這項研究democratizes(democratizes意為"民主化了")LLM strategic reasoning(LLM strategic reasoning意為"LLM戰略推理")的評估,通過eliminating the need for fine-tuning(eliminating the need for fine-tuning意為"消除了微調需求"),並提供insights(insights意為"洞察")into how these capabilities(capabilities意為"能力")emerge naturally(emerge naturally意為"自然湧現")from widely used LLMs(widely used LLMs意為"廣泛使用的LLM")。研究表明strategic and cooperative behavior(strategic and cooperative behavior意為"戰略和合作行為")such as promise-making(promise-making意為"做承諾")、scheming(scheming意為"策劃")和betrayal(betrayal意為"背叛")emerge in general-purpose LLMs(general-purpose LLMs意為"通用LLM")without specialized training(without specialized training意為"無需專門訓練")。
說到底,這項研究就像發現了一個簡單的方法,讓任何人都能訓練出capable(capable意為"有能力的")外交官,而不需要昂貴的外交學院或複雜的培訓program(program意為"項目")。24B parameter models(24B parameter models意為"240億參數模型")在沒有專門訓練的情況下就能表現出sophisticated strategic reasoning(sophisticated strategic reasoning意為"複雜的戰略推理")、negotiation skills(negotiation skills意為"談判技巧")和adaptive behavior(adaptive behavior意為"適應性行為")。不同模型展現出distinct personalities(distinct personalities意為"獨特個性"):有些aggressive(aggressive意為"攻擊性的"),有些diplomatic(diplomatic意為"外交的"),有些unpredictable(unpredictable意為"不可預測的")。
更fascinating(fascinating意為"令人著迷的")是,這些模型在面對不同實力opponent(opponent意為"對手")時會展現出dramatically different(dramatically different意為"截然不同的")strategies(strategies意為"策略"),從dominating(dominating意為"主導")weaker models(weaker models意為"較弱模型")到submitting(submitting意為"屈服於")stronger ones(stronger ones意為"較強的模型")。這種behavioral plasticity(behavioral plasticity意為"行為可塑性")表明模型的strategic reasoning(strategic reasoning意為"戰略推理")incorporates(incorporates意為"包含")某種形式的opponent assessment(opponent assessment意為"對手評估"),雖然underlying mechanisms(underlying mechanisms意為"潛在機制")仍然unclear(unclear意為"不清楚")。
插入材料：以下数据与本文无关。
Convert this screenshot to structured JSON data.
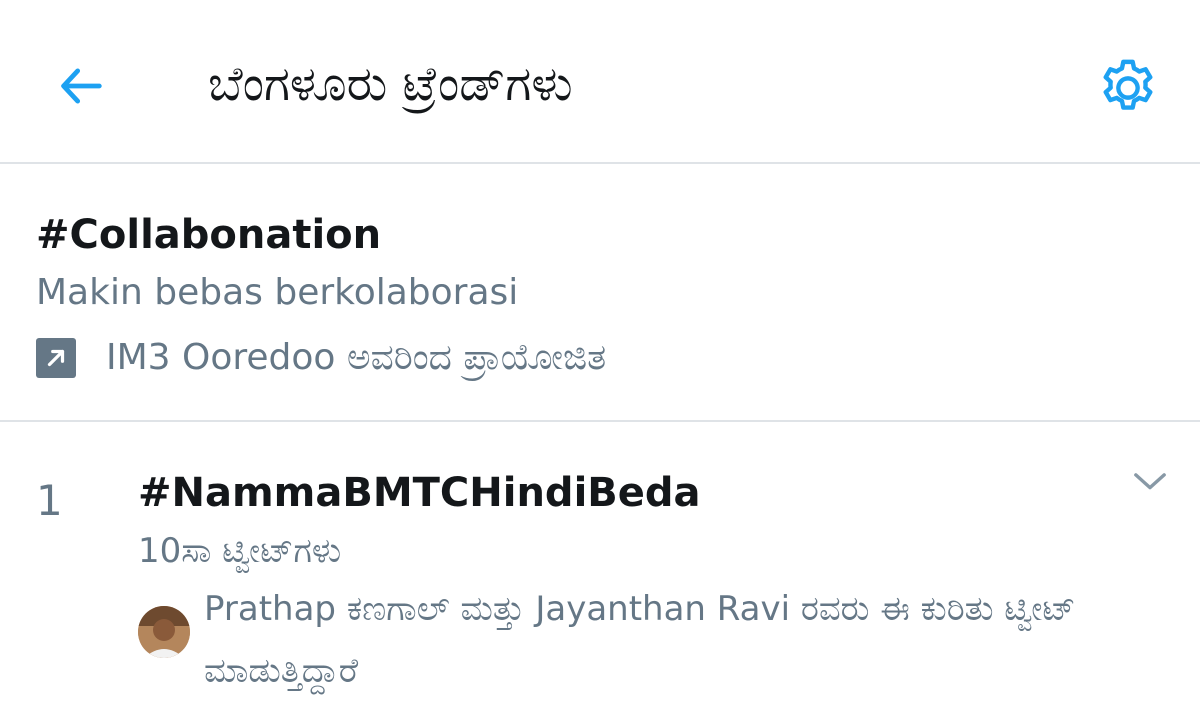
{
  "header": {
    "title": "ಬೆಂಗಳೂರು ಟ್ರೆಂಡ್‌ಗಳು",
    "back_icon": "arrow-left-icon",
    "settings_icon": "gear-icon",
    "accent_color": "#1da1f2"
  },
  "promoted": {
    "hashtag": "#Collabonation",
    "description": "Makin bebas berkolaborasi",
    "sponsor_text": "IM3 Ooredoo ಅವರಿಂದ ಪ್ರಾಯೋಜಿತ",
    "sponsor_icon": "promoted-arrow-icon"
  },
  "trends": [
    {
      "rank": "1",
      "name": "#NammaBMTCHindiBeda",
      "count": "10ಸಾ ಟ್ವೀಟ್‌ಗಳು",
      "context": "Prathap ಕಣಗಾಲ್ ಮತ್ತು Jayanthan Ravi ರವರು ಈ ಕುರಿತು ಟ್ವೀಟ್ ಮಾಡುತ್ತಿದ್ದಾರೆ",
      "caret_icon": "chevron-down-icon"
    }
  ]
}
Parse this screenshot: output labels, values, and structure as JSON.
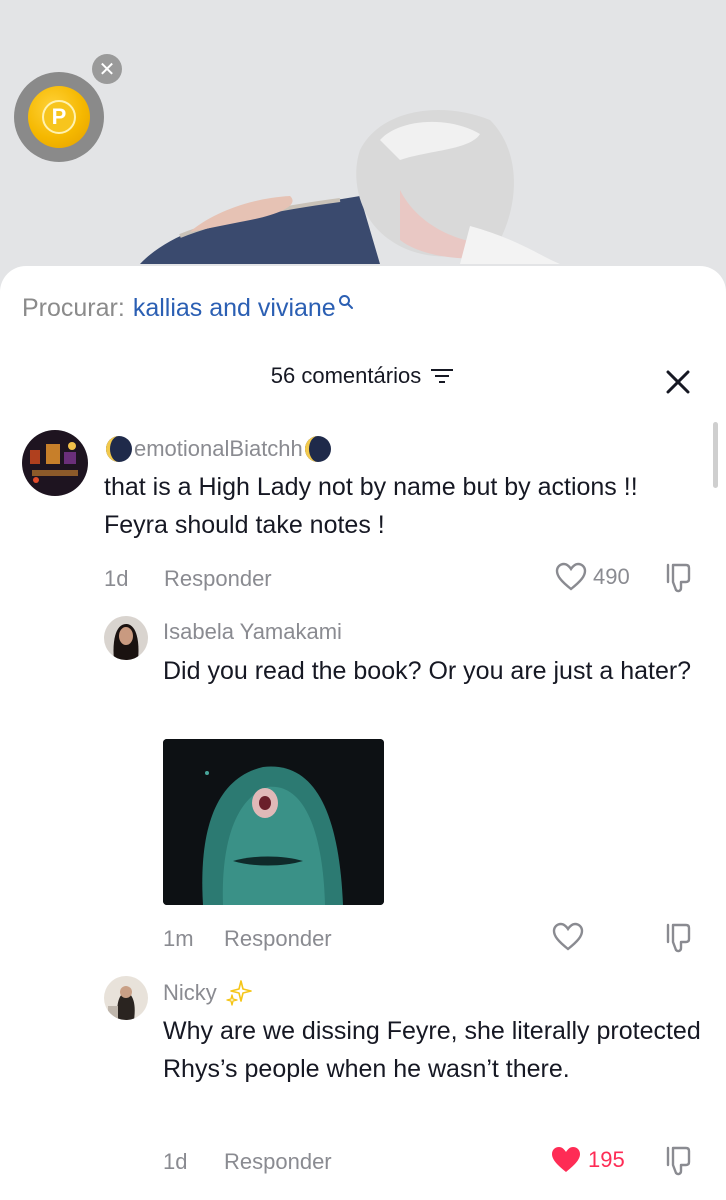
{
  "search": {
    "prefix": "Procurar:",
    "query": "kallias and viviane"
  },
  "comments_header": {
    "count_label": "56 comentários"
  },
  "comments": [
    {
      "username": "emotionalBiatchh",
      "text": "that is a High Lady not by name but by actions !! Feyra should take notes !",
      "time": "1d",
      "reply_label": "Responder",
      "likes": "490",
      "liked": false
    },
    {
      "username": "Isabela Yamakami",
      "text": "Did you read the book? Or you are just a hater?",
      "time": "1m",
      "reply_label": "Responder",
      "likes": "",
      "liked": false
    },
    {
      "username": "Nicky",
      "text": "Why are we dissing Feyre, she literally protected Rhys’s people when he wasn’t there.",
      "time": "1d",
      "reply_label": "Responder",
      "likes": "195",
      "liked": true
    }
  ],
  "colors": {
    "link": "#2b5fb3",
    "liked_heart": "#fe2c55",
    "muted_text": "#8a8b91",
    "coin": "#f5b800"
  }
}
這項工作為understanding LLM strategic capabilities(understanding LLM strategic capabilities意為"理解LLM戰略能力")開闢了新的research avenues(research avenues意為"研究途徑"),同時提出了concerning questions(concerning questions意為"令人擔憂的問題")about AI-to-AI manipulation(AI-to-AI manipulation意為"AI對AI的操控")。越獄attempts(attempts意為"嘗試")的effectiveness(effectiveness意為"有效性")(31%)和lies(lies意為"謊言")在persuasion experiments(persuasion experiments意為"說服實驗")中的success(success意為"成功")(11%)highlight(highlight意為"突出顯示")了multi-agent AI systems(multi-agent AI systems意為"多智能體AI系統")中的vulnerabilities(vulnerabilities意為"漏洞")。
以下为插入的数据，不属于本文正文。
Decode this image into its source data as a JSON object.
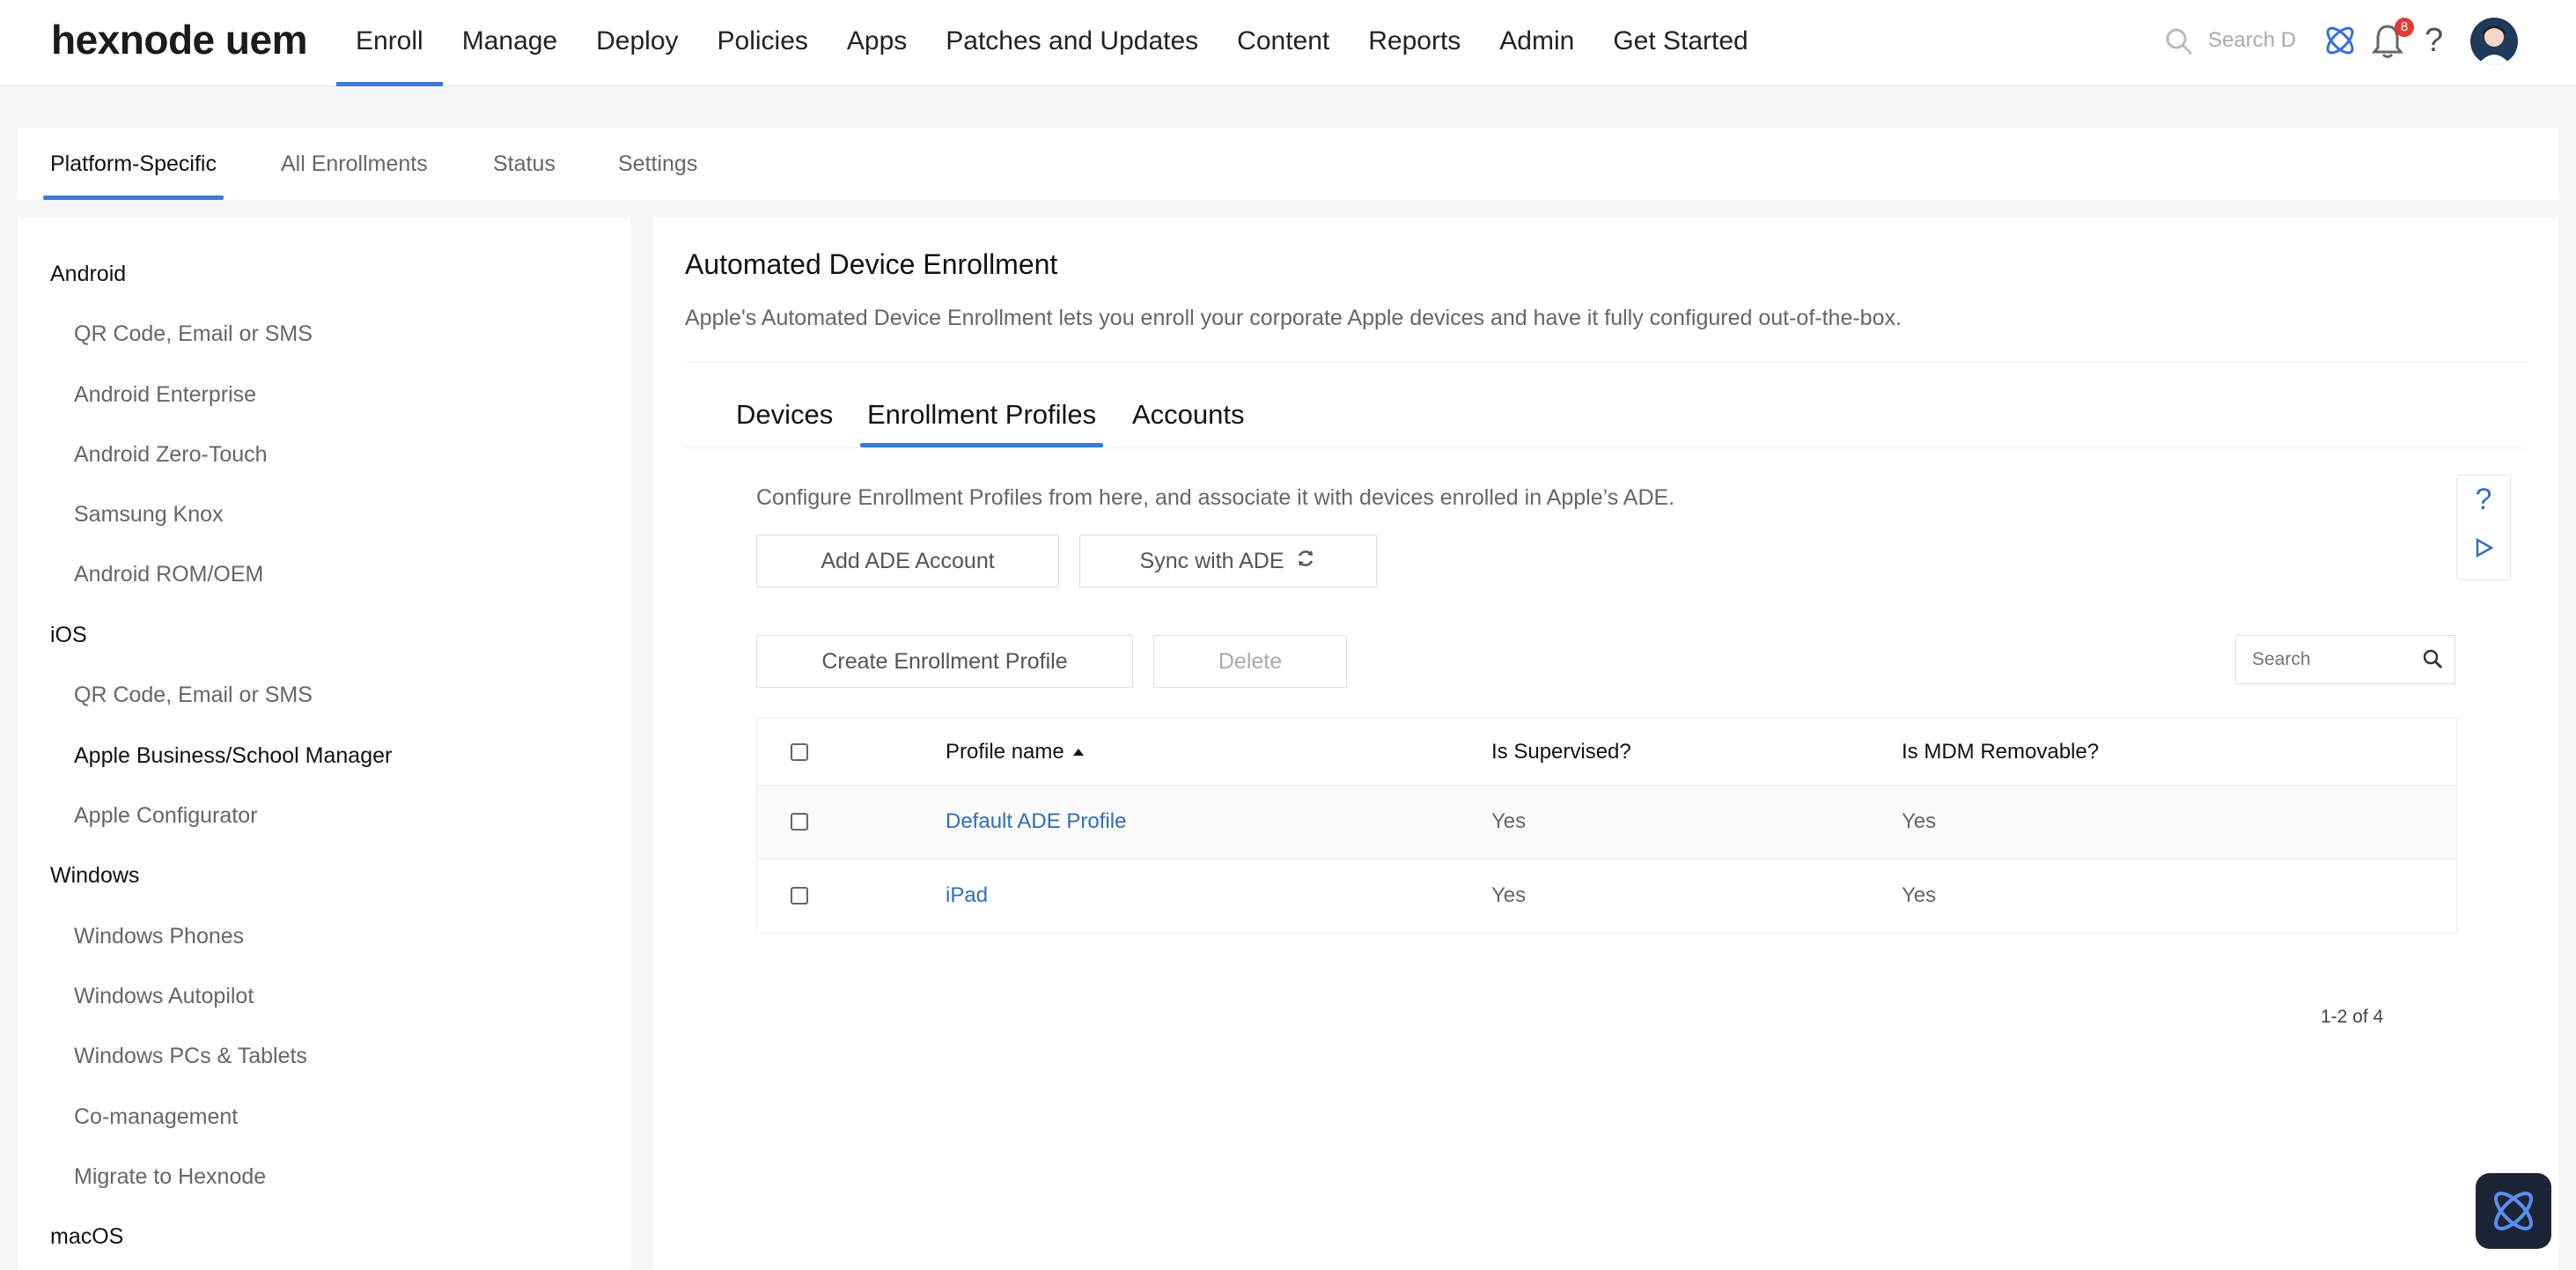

未來的research(research意為"研究")應該examine(examine意為"檢查")所有seven powers(seven powers意為"七個勢力"),extend game length(extend game length意為"延長遊戲長度"),並include human(human意為"人類")或more diverse AI opponents(more diverse AI opponents意為"更多樣化的AI對手")。隨著model capability(model capability意為"模型能力")accelerates(accelerates意為"加速")和inference costs decrease(inference costs decrease意為"推理成本降低"),外交研究將變得increasingly accessible(increasingly accessible意為"越來越容易獲得")。這項研究不僅democratized(democratized意為"民主化了")AI strategic reasoning(AI strategic reasoning意為"AI戰略推理")的evaluation(evaluation意為"評估"),還revealed(revealed意為"揭示了")了general-purpose language models(general-purpose language models意為"通用語言模型")中inherent strategic sophistication(inherent strategic sophistication意為"內在的戰略複雜性")。
Q&A
Q1:這個外交遊戲AI評估系統能測試哪些模型?
A:這套系統可以測試任何現成的大語言模型,無需專門訓練。研究團隊測試了16個不同模型,包括大型模型如o3、Llama-4-Maverick,中型模型如Kimi-K2、GPT-4.1-Nano,以及小型模型如240億參數的Mistral-Small。甚至相對較小的模型也能完整完成遊戲,成本約為每場1美元。
Q2:人工智慧在外交遊戲中會表現出什麼樣的策略行為?
A:研究發現人工智慧會展現出複雜的人類式策略行為,包括制定承諾、進行欺騙、背叛盟友、建立聯盟等。不同模型還表現出不同的"性格":有些攻擊性強,有些偏向外交手段,有些則不可預測。更有趣的是,同一個模型面對強弱不同的對手時會採用截然不同的策略。
Q3:關鍵狀態分析方法有什麼優勢?
A:關鍵狀態分析讓研究團隊可以專注於遊戲中的關鍵時刻進行深入分析,而不需要運行完整的遊戲。這種方法只需要完整遊戲約1/80的計算成本,原本需要數千美元的實驗現在只需幾十美元就能完成。研究團隊可以反覆測試同一關鍵時刻的不同策略選擇。